Now that I had that knowledge, I thought I might try and see if I can find that event in the MDE advanced hunting logs and looking in the Device Registry Events table revealed what I was looking for.
DeviceRegistryEvents
| where Timestamp > ago(1h)
| where RegistryKey == @”HKEY_LOCAL_MACHINE\SOFTWARE\Microsoft\Windows Defender\Exclusions\Extensions”
| where RegistryValueData == @”0″
| where RegistryValueName contains “*.exe”
Figure 5: KQL Query

Success! We now have a valid way to detect a BlackCat ransomware technique. I ran the query against a couple of customers logs to see if the query returned any large results that might flag as false positives. The query ran and returned with no results. This should be a high confidence alert with low noise which is great for analysts. Anyone who has worked as an analyst triaging alerts will know too well about alert fatigue.
I then documented the detection following the alerting detection strategy framework (ADS) as defined by Palintir on their github page. Once I had completed the ADS, this was stored in ParaFlare’s custom detections repository along with the query itself.

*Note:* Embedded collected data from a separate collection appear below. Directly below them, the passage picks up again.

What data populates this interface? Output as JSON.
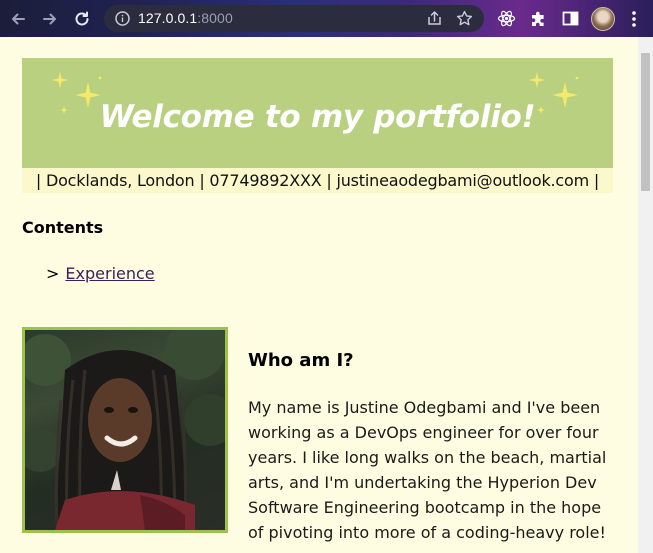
{
  "browser": {
    "url_host": "127.0.0.1",
    "url_port": ":8000",
    "icons": {
      "back": "arrow-left-icon",
      "forward": "arrow-right-icon",
      "reload": "reload-icon",
      "site_info": "info-icon",
      "share": "share-icon",
      "bookmark": "star-icon",
      "react_devtools": "react-icon",
      "extensions": "puzzle-icon",
      "side_panel": "side-panel-icon",
      "profile": "avatar",
      "menu": "kebab-menu-icon"
    }
  },
  "banner": {
    "title": "Welcome to my portfolio!",
    "background": "#b8d07f",
    "sparkle_color": "#f5e96b"
  },
  "contact": {
    "text": "| Docklands, London | 07749892XXX | justineaodegbami@outlook.com |"
  },
  "contents": {
    "heading": "Contents",
    "items": [
      {
        "marker": ">",
        "label": "Experience"
      }
    ]
  },
  "about": {
    "heading": "Who am I?",
    "text": "My name is Justine Odegbami and I've been working as a DevOps engineer for over four years. I like long walks on the beach, martial arts, and I'm undertaking the Hyperion Dev Software Engineering bootcamp in the hope of pivoting into more of a coding-heavy role!"
  },
  "colors": {
    "page_background": "#fffde1",
    "contact_background": "#fbf8cc",
    "photo_border": "#9bc24a"
  }
}
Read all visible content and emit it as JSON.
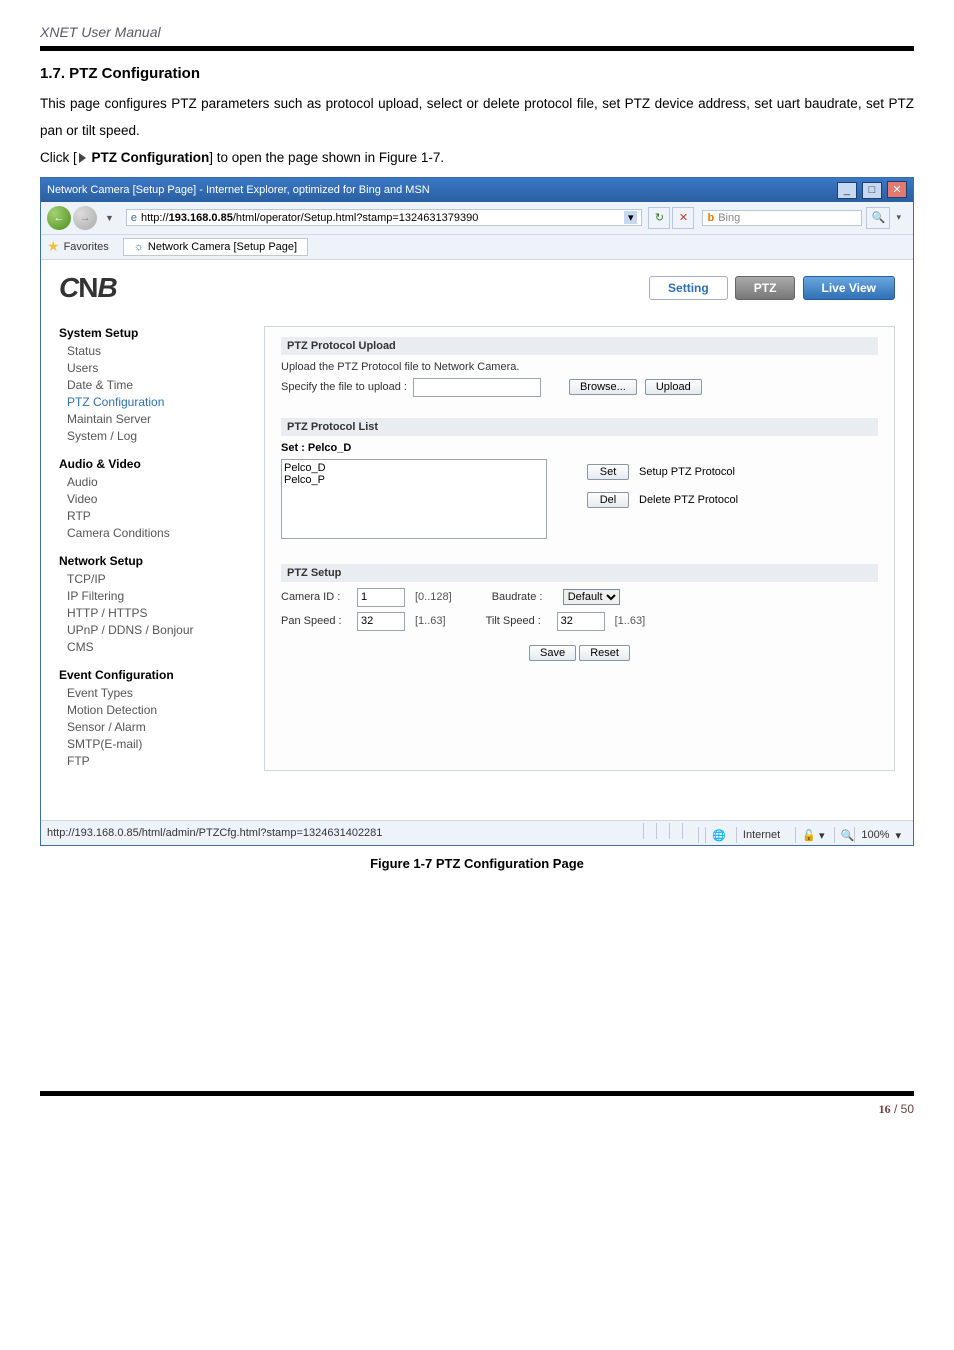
{
  "doc": {
    "title": "XNET User Manual",
    "heading": "1.7. PTZ Configuration",
    "para1": "This page configures PTZ parameters such as protocol upload, select or delete protocol file, set PTZ device address, set uart baudrate, set PTZ pan or tilt speed.",
    "para2_prefix": "Click [",
    "para2_link": "PTZ Configuration",
    "para2_suffix": "] to open the page shown in Figure 1-7.",
    "caption": "Figure 1-7 PTZ Configuration Page",
    "page_cur": "16",
    "page_sep": " / ",
    "page_total": "50"
  },
  "browser": {
    "title": "Network Camera [Setup Page] - Internet Explorer, optimized for Bing and MSN",
    "url_prefix": "http://",
    "url_bold": "193.168.0.85",
    "url_suffix": "/html/operator/Setup.html?stamp=1324631379390",
    "search_placeholder": "Bing",
    "fav_label": "Favorites",
    "tab": "Network Camera [Setup Page]",
    "status_url": "http://193.168.0.85/html/admin/PTZCfg.html?stamp=1324631402281",
    "status_zone": "Internet",
    "status_zoom": "100%"
  },
  "nav": {
    "setting": "Setting",
    "ptz": "PTZ",
    "live": "Live View"
  },
  "sidebar": {
    "g1": "System Setup",
    "g1_items": [
      "Status",
      "Users",
      "Date & Time",
      "PTZ Configuration",
      "Maintain Server",
      "System / Log"
    ],
    "g2": "Audio & Video",
    "g2_items": [
      "Audio",
      "Video",
      "RTP",
      "Camera Conditions"
    ],
    "g3": "Network Setup",
    "g3_items": [
      "TCP/IP",
      "IP Filtering",
      "HTTP / HTTPS",
      "UPnP / DDNS / Bonjour",
      "CMS"
    ],
    "g4": "Event Configuration",
    "g4_items": [
      "Event Types",
      "Motion Detection",
      "Sensor / Alarm",
      "SMTP(E-mail)",
      "FTP"
    ]
  },
  "panel": {
    "h1": "PTZ Protocol Upload",
    "upload_desc": "Upload the PTZ Protocol file to Network Camera.",
    "upload_label": "Specify the file to upload :",
    "browse": "Browse...",
    "upload": "Upload",
    "h2": "PTZ Protocol List",
    "set_label": "Set : Pelco_D",
    "list_items": [
      "Pelco_D",
      "Pelco_P"
    ],
    "set_btn": "Set",
    "set_desc": "Setup PTZ Protocol",
    "del_btn": "Del",
    "del_desc": "Delete PTZ Protocol",
    "h3": "PTZ Setup",
    "cam_label": "Camera ID :",
    "cam_val": "1",
    "cam_range": "[0..128]",
    "baud_label": "Baudrate :",
    "baud_val": "Default",
    "pan_label": "Pan Speed :",
    "pan_val": "32",
    "pan_range": "[1..63]",
    "tilt_label": "Tilt Speed :",
    "tilt_val": "32",
    "tilt_range": "[1..63]",
    "save": "Save",
    "reset": "Reset"
  }
}
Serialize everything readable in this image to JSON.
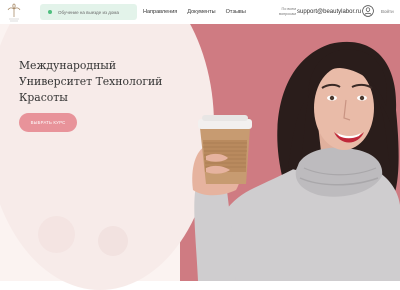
{
  "header": {
    "promo_text": "Обучение на выезде из дома",
    "nav": [
      "Направления",
      "Документы",
      "Отзывы"
    ],
    "questions_label": "По всем вопросам",
    "email": "support@beautylabor.ru",
    "lang": "Войти"
  },
  "hero": {
    "title_line1": "Международный",
    "title_line2": "Университет Технологий",
    "title_line3": "Красоты",
    "cta_label": "ВЫБРАТЬ КУРС"
  },
  "colors": {
    "accent": "#e8939a",
    "photo_background": "#cf7b82",
    "promo_background": "#e3f3ea"
  },
  "icons": {
    "logo": "palm-logo-icon",
    "account": "user-icon",
    "promo": "status-dot-icon"
  }
}
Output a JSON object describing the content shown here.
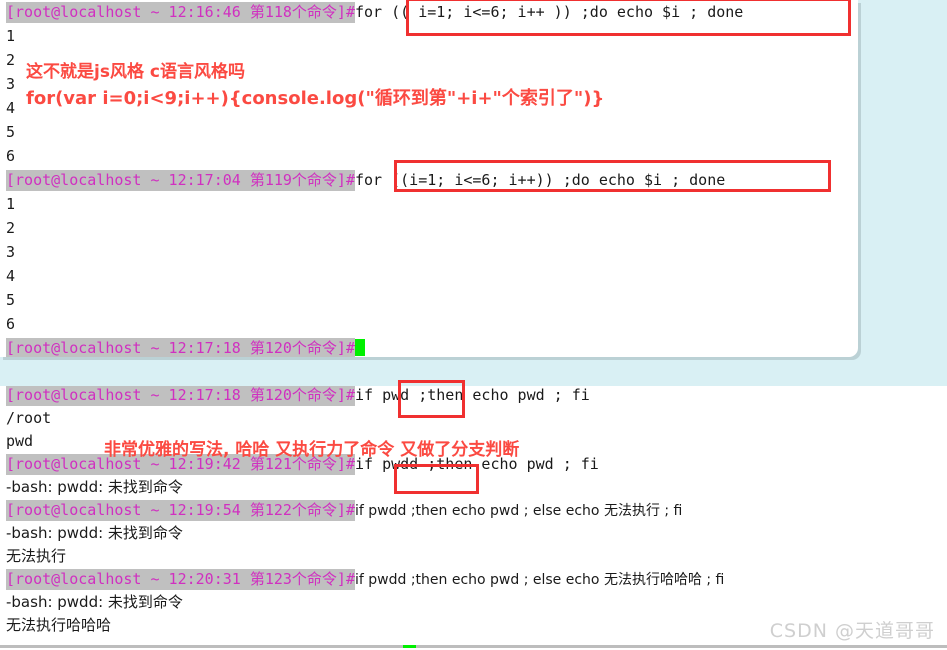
{
  "page": {
    "background_color": "#d9f0f4",
    "panel_background": "#ffffff",
    "prompt_highlight_color": "#c0c0c0",
    "prompt_text_color": "#d030c0",
    "annotation_color": "#fb4a42",
    "cursor_color": "#00f000"
  },
  "watermark": {
    "text": "CSDN @天道哥哥"
  },
  "top_panel": {
    "lines": [
      {
        "type": "prompt",
        "prompt": "[root@localhost ~ 12:16:46 第118个命令]",
        "hash": "#",
        "command": "for (( i=1; i<=6; i++ )) ;do echo $i ; done"
      },
      {
        "type": "output",
        "text": "1"
      },
      {
        "type": "output",
        "text": "2"
      },
      {
        "type": "output",
        "text": "3"
      },
      {
        "type": "output",
        "text": "4"
      },
      {
        "type": "output",
        "text": "5"
      },
      {
        "type": "output",
        "text": "6"
      },
      {
        "type": "prompt",
        "prompt": "[root@localhost ~ 12:17:04 第119个命令]",
        "hash": "#",
        "command": "for ((i=1; i<=6; i++)) ;do echo $i ; done"
      },
      {
        "type": "output",
        "text": "1"
      },
      {
        "type": "output",
        "text": "2"
      },
      {
        "type": "output",
        "text": "3"
      },
      {
        "type": "output",
        "text": "4"
      },
      {
        "type": "output",
        "text": "5"
      },
      {
        "type": "output",
        "text": "6"
      },
      {
        "type": "prompt",
        "prompt": "[root@localhost ~ 12:17:18 第120个命令]",
        "hash": "#",
        "command": "",
        "cursor": true
      }
    ],
    "annotations": [
      {
        "name": "js-style-note",
        "text": "这不就是js风格 c语言风格吗"
      },
      {
        "name": "js-for-loop-example",
        "text": "for(var i=0;i<9;i++){console.log(\"循环到第\"+i+\"个索引了\")}"
      }
    ],
    "boxes": [
      {
        "name": "highlight-box-cstyle-for",
        "target": "for (( i=1; i<=6; i++ )) ;do echo $i ; done"
      },
      {
        "name": "highlight-box-compact-for",
        "target": "for ((i=1; i<=6; i++)) ;do echo $i ; done"
      }
    ]
  },
  "bottom_panel": {
    "lines": [
      {
        "type": "prompt",
        "prompt": "[root@localhost ~ 12:17:18 第120个命令]",
        "hash": "#",
        "command": "if pwd ;then echo pwd ; fi"
      },
      {
        "type": "output",
        "text": "/root"
      },
      {
        "type": "output",
        "text": "pwd"
      },
      {
        "type": "prompt",
        "prompt": "[root@localhost ~ 12:19:42 第121个命令]",
        "hash": "#",
        "command": "if pwdd ;then echo pwd ; fi"
      },
      {
        "type": "output",
        "text": "-bash: pwdd: 未找到命令"
      },
      {
        "type": "prompt",
        "prompt": "[root@localhost ~ 12:19:54 第122个命令]",
        "hash": "#",
        "command": "if pwdd ;then echo pwd ; else echo 无法执行 ; fi"
      },
      {
        "type": "output",
        "text": "-bash: pwdd: 未找到命令"
      },
      {
        "type": "output",
        "text": "无法执行"
      },
      {
        "type": "prompt",
        "prompt": "[root@localhost ~ 12:20:31 第123个命令]",
        "hash": "#",
        "command": "if pwdd ;then echo pwd ; else echo 无法执行哈哈哈 ; fi"
      },
      {
        "type": "output",
        "text": "-bash: pwdd: 未找到命令"
      },
      {
        "type": "output",
        "text": "无法执行哈哈哈"
      }
    ],
    "annotations": [
      {
        "name": "elegant-style-note",
        "text": "非常优雅的写法, 哈哈 又执行力了命令 又做了分支判断"
      }
    ],
    "boxes": [
      {
        "name": "highlight-box-if-pwd",
        "target": "if pwd"
      },
      {
        "name": "highlight-box-if-pwdd",
        "target": "if pwdd"
      }
    ]
  }
}
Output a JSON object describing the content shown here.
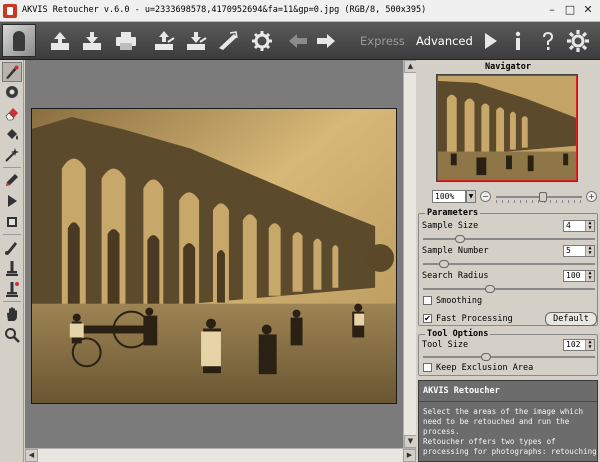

Once I had completed the ADS, it was time to deploy the detection into M365. This was a manual process until our new solution is ready to deploy to all our customers at scale. The solution will reduce human error and make it easier to maintain. I didn’t deploy the detection to Microsoft Sentinel as the logs required are not shipped into Sentinel for a few reasons. Apart from a longer retention in Sentinel the logs would be duplicated and would add a cost for storing the logs in Sentinel. Costs are something that ParaFlare want to keep low for our customers while providing a high level of service.
There are other ways to detect the file exclusion techniques, for example looking for certain strings in the process command line that contain Add-MpPreference or Set-MpPreference. You could also use the raw event log of EventID 5007 from the Windows Defender operational log if you have those available to you. Other BlackCat techniques are another avenue that you might want to pursue to detect this groups activity in your environment.
What else could we look for? We could potentially look at the other exclusion options and write detections for those. Although if threat actors are not using these techniques, it may be better to look at existing Threat Intelligence to drive detection development. It’s a cat and mouse game and if an attacker is blocked or detected by our defenses, they will change their tactics and techniques to successfully compromise their target.
How would you go about detecting the file exclusions? Did I miss anything? Are there any blind spots or gaps that an attacker could use to bypass this detection?